これはゴスペルといっても、一般的にイメージされるような、壮大なハーモニーできかせる訳でも、またステイプル・シンガーズ独特の、メイヴィス・ステイプルズののソウルフルなVoでグイグイ引っ張って行くようなスタイルでもない。お父さんポップ・ステイプルズの、つぶやくようなモゴモゴVoが中心という、ちょっと彼等の全体的イメージとしては毛色の違う曲なのだが、漂って来るブルース臭がなんとも言えない味わい。いわゆる日本で一般的にイメージとして定着してしまっているような泣きのブルースではないのだが、実に染みます。

それにしても、ブルースは太く、深く、そして悲しい。ヒリヒリ痛い曲が多い。なのに、そんなスタイルでなおかつゴスペルだから、なんと言っていいのやら。つつみこむような温かさがありつつ、悲しいという・・・。

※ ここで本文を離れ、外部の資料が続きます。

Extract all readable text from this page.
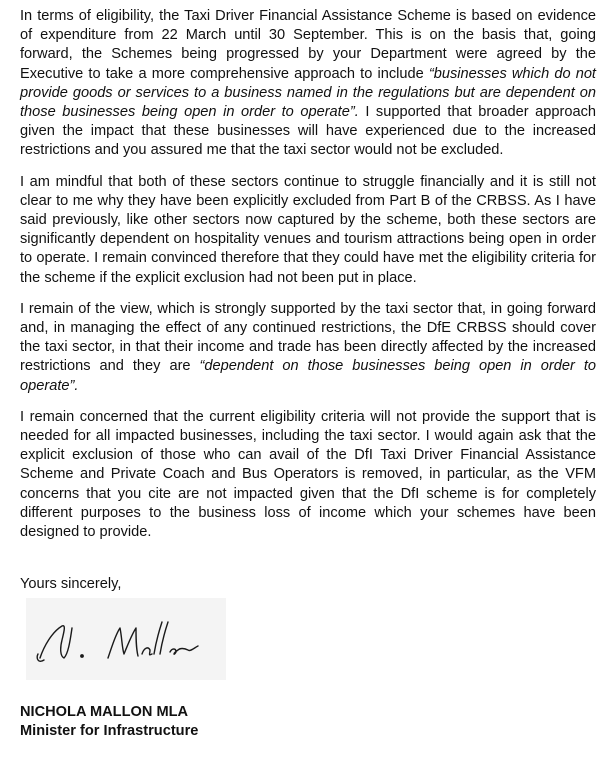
In terms of eligibility, the Taxi Driver Financial Assistance Scheme is based on evidence of expenditure from 22 March until 30 September. This is on the basis that, going forward, the Schemes being progressed by your Department were agreed by the Executive to take a more comprehensive approach to include “businesses which do not provide goods or services to a business named in the regulations but are dependent on those businesses being open in order to operate”. I supported that broader approach given the impact that these businesses will have experienced due to the increased restrictions and you assured me that the taxi sector would not be excluded.

I am mindful that both of these sectors continue to struggle financially and it is still not clear to me why they have been explicitly excluded from Part B of the CRBSS. As I have said previously, like other sectors now captured by the scheme, both these sectors are significantly dependent on hospitality venues and tourism attractions being open in order to operate. I remain convinced therefore that they could have met the eligibility criteria for the scheme if the explicit exclusion had not been put in place.

I remain of the view, which is strongly supported by the taxi sector that, in going forward and, in managing the effect of any continued restrictions, the DfE CRBSS should cover the taxi sector, in that their income and trade has been directly affected by the increased restrictions and they are “dependent on those businesses being open in order to operate”.

I remain concerned that the current eligibility criteria will not provide the support that is needed for all impacted businesses, including the taxi sector. I would again ask that the explicit exclusion of those who can avail of the DfI Taxi Driver Financial Assistance Scheme and Private Coach and Bus Operators is removed, in particular, as the VFM concerns that you cite are not impacted given that the DfI scheme is for completely different purposes to the business loss of income which your schemes have been designed to provide.

Yours sincerely,

NICHOLA MALLON MLA
Minister for Infrastructure
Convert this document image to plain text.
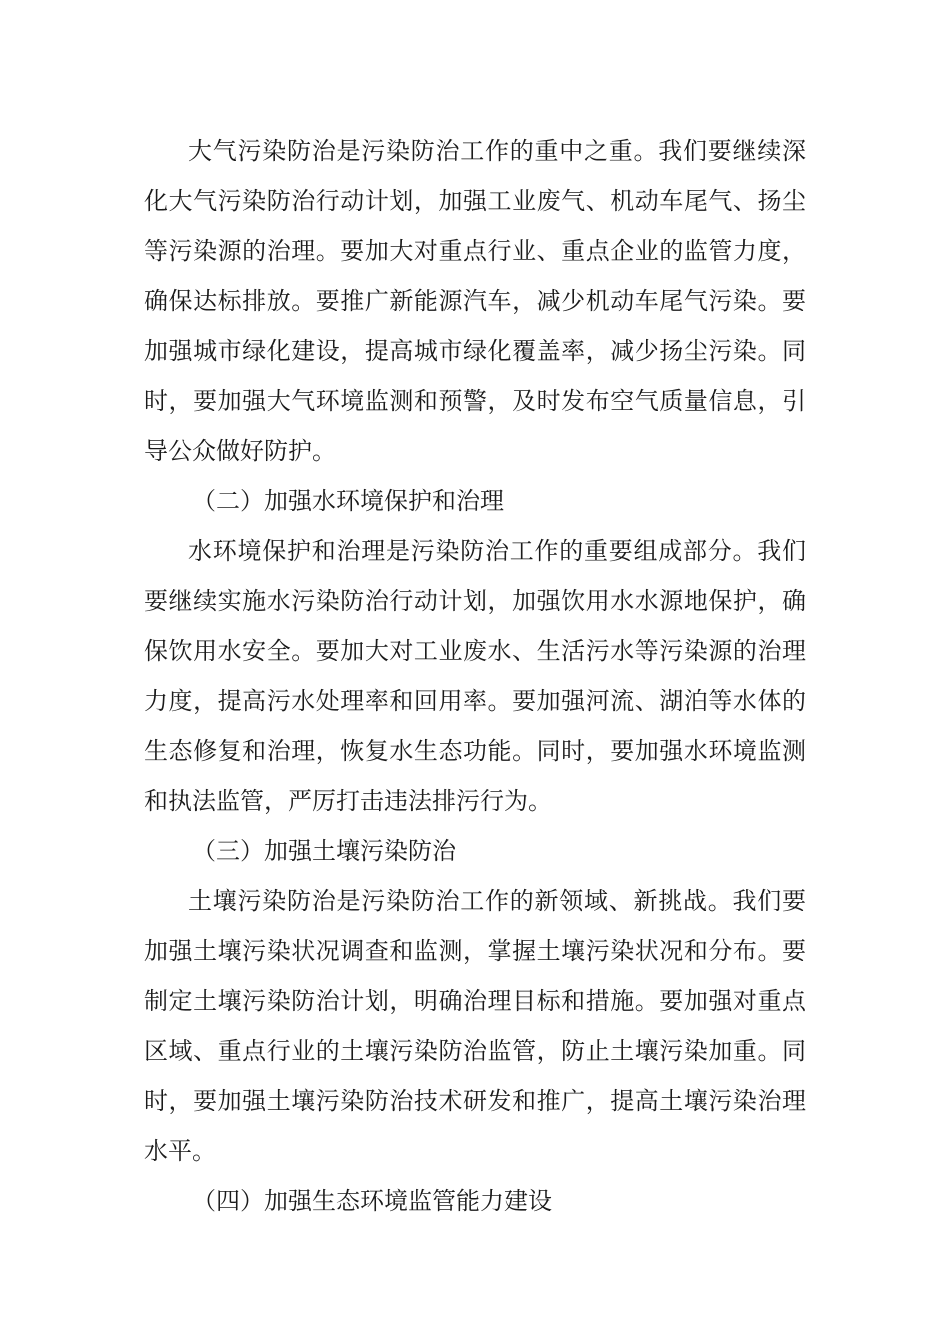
大气污染防治是污染防治工作的重中之重。我们要继续深化大气污染防治行动计划，加强工业废气、机动车尾气、扬尘等污染源的治理。要加大对重点行业、重点企业的监管力度，确保达标排放。要推广新能源汽车，减少机动车尾气污染。要加强城市绿化建设，提高城市绿化覆盖率，减少扬尘污染。同时，要加强大气环境监测和预警，及时发布空气质量信息，引导公众做好防护。

（二）加强水环境保护和治理

水环境保护和治理是污染防治工作的重要组成部分。我们要继续实施水污染防治行动计划，加强饮用水水源地保护，确保饮用水安全。要加大对工业废水、生活污水等污染源的治理力度，提高污水处理率和回用率。要加强河流、湖泊等水体的生态修复和治理，恢复水生态功能。同时，要加强水环境监测和执法监管，严厉打击违法排污行为。

（三）加强土壤污染防治

土壤污染防治是污染防治工作的新领域、新挑战。我们要加强土壤污染状况调查和监测，掌握土壤污染状况和分布。要制定土壤污染防治计划，明确治理目标和措施。要加强对重点区域、重点行业的土壤污染防治监管，防止土壤污染加重。同时，要加强土壤污染防治技术研发和推广，提高土壤污染治理水平。

（四）加强生态环境监管能力建设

ゴスペルは宗教音楽でもあるから、くり返しが続くうちに、ある高みに達して行くという意味では、お経みたいな良さ(誤解を恐れず言えば)があるのだけれど、特に、こういう低い声でやられると・・・なんとも独特の凄みがあります。


しかし、最近なんでブラックミュージックがこう染みるのか。
特にディスコ以前までのR&B/ソウルにハートをわしづかみにされてしまう訳だが。

それはやはりそれが、社会的に弱者の立場に置かれた人々の、本当の、心からの叫びだから・・・そしてそれが、勝者/敗者に二分されつつある現在の日本社会での自分の立場からすると、よりリアリティーをもって突き刺さるようになって来たからだな、当時の彼等の音楽が。私には宗教心はないし、黒人音楽の中にある宗教心を自分のものにする気も全くないが、それでも入って来るものがあることにおそまきながら気付いた訳だ。

あまり認めたく無いが、弱者/少数派にある理想主義への共感、これは事実だと思う。
自分が良い、と思うこと。こうあって欲しいと思うこと。社会的レベル、芸術・文化的レベル、何であれ、そこに求める理想。夢。希望。正義。誠実さ。心というかソウルというか。

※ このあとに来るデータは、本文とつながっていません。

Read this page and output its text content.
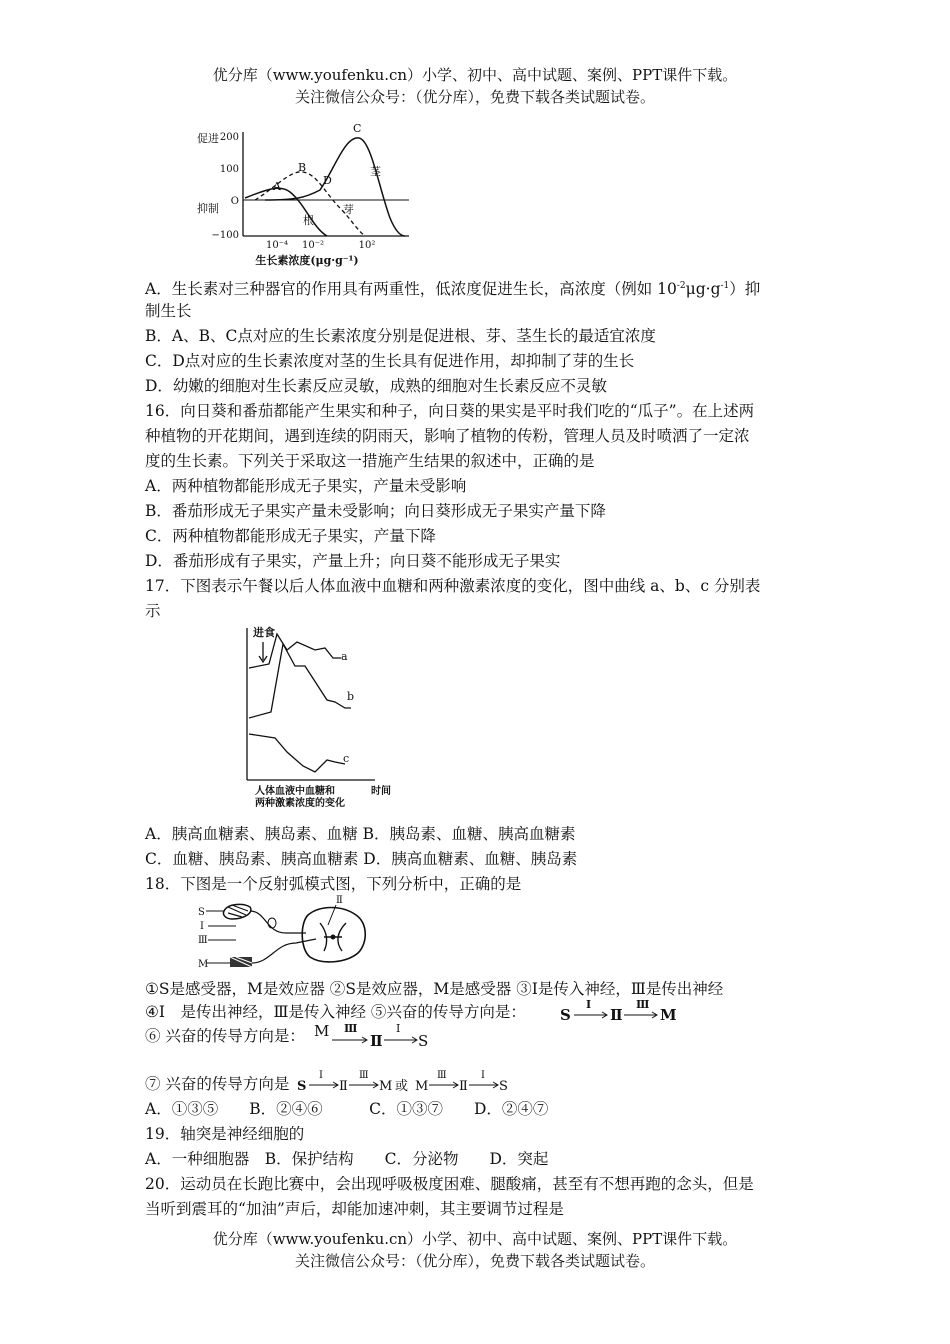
优分库（www.youfenku.cn）小学、初中、高中试题、案例、PPT课件下载。
关注微信公众号：（优分库），免费下载各类试题试卷。
促进
抑制
200
100
O
−100
10⁻⁴ 10⁻²	10²
生长素浓度(μg·g⁻¹)
A
B
C
D
茎
根
芽
A．生长素对三种器官的作用具有两重性，低浓度促进生长，高浓度（例如 $10^{-2}\mu g\cdot g^{-1}$）抑
制生长
B．A、B、C点对应的生长素浓度分别是促进根、芽、茎生长的最适宜浓度
C．D点对应的生长素浓度对茎的生长具有促进作用，却抑制了芽的生长
D．幼嫩的细胞对生长素反应灵敏，成熟的细胞对生长素反应不灵敏
16．向日葵和番茄都能产生果实和种子，向日葵的果实是平时我们吃的“瓜子”。在上述两
种植物的开花期间，遇到连续的阴雨天，影响了植物的传粉，管理人员及时喷洒了一定浓
度的生长素。下列关于采取这一措施产生结果的叙述中，正确的是
A．两种植物都能形成无子果实，产量未受影响
B．番茄形成无子果实产量未受影响；向日葵形成无子果实产量下降
C．两种植物都能形成无子果实，产量下降
D．番茄形成有子果实，产量上升；向日葵不能形成无子果实
17．下图表示午餐以后人体血液中血糖和两种激素浓度的变化，图中曲线 a、b、c 分别表
示
进食
a
b
c
人体血液中血糖和
两种激素浓度的变化
时间
A．胰高血糖素、胰岛素、血糖 B．胰岛素、血糖、胰高血糖素
C．血糖、胰岛素、胰高血糖素 D．胰高血糖素、血糖、胰岛素
18．下图是一个反射弧模式图，下列分析中，正确的是
S
I
Ⅲ
M
Ⅱ
①S是感受器，M是效应器 ②S是效应器，M是感受器 ③Ⅰ是传入神经，Ⅲ是传出神经
④Ⅰ　是传出神经，Ⅲ是传入神经 ⑤兴奋的传导方向是： S
Ⅰ
Ⅱ
Ⅲ
M
⑥ 兴奋的传导方向是： M Ⅲ
Ⅱ
Ⅰ
S
⑦ 兴奋的传导方向是 S
Ⅰ
Ⅱ
Ⅲ
M 或 M
Ⅲ
Ⅱ
Ⅰ
S
A．①③⑤　　B．②④⑥　　　C．①③⑦　　D．②④⑦
19．轴突是神经细胞的
A．一种细胞器　B．保护结构　　C．分泌物　　D．突起
20．运动员在长跑比赛中，会出现呼吸极度困难、腿酸痛，甚至有不想再跑的念头，但是
当听到震耳的“加油”声后，却能加速冲刺，其主要调节过程是
优分库（www.youfenku.cn）小学、初中、高中试题、案例、PPT课件下载。
关注微信公众号：（优分库），免费下载各类试题试卷。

そういうものを求めて行くと、いつもそれが多数派の側にないことに気付かされるから。
マイノリティーに自ら嬉しがって進んで行くとか、そこに付加価値を求めてわざとらしく向かって行くのではなく、ごくごく自然に求めるものに従って動いて行くと、そうなっているのだ。

結果そうなることに、少し残念だと思うこともあるが、恥じている訳では決してない。それに、希望もまだどこかに、ほんの少し残っている。それがある限り、自分が音楽に託せるものはなくならないし、だから、卑屈になってる暇などないのだ。

2005年もさらに音楽を作って、皆様と何かを築いて行ければなぁ、と思います。

今年は本当にありがとうございました。
2005年もよろしくお願いいたします。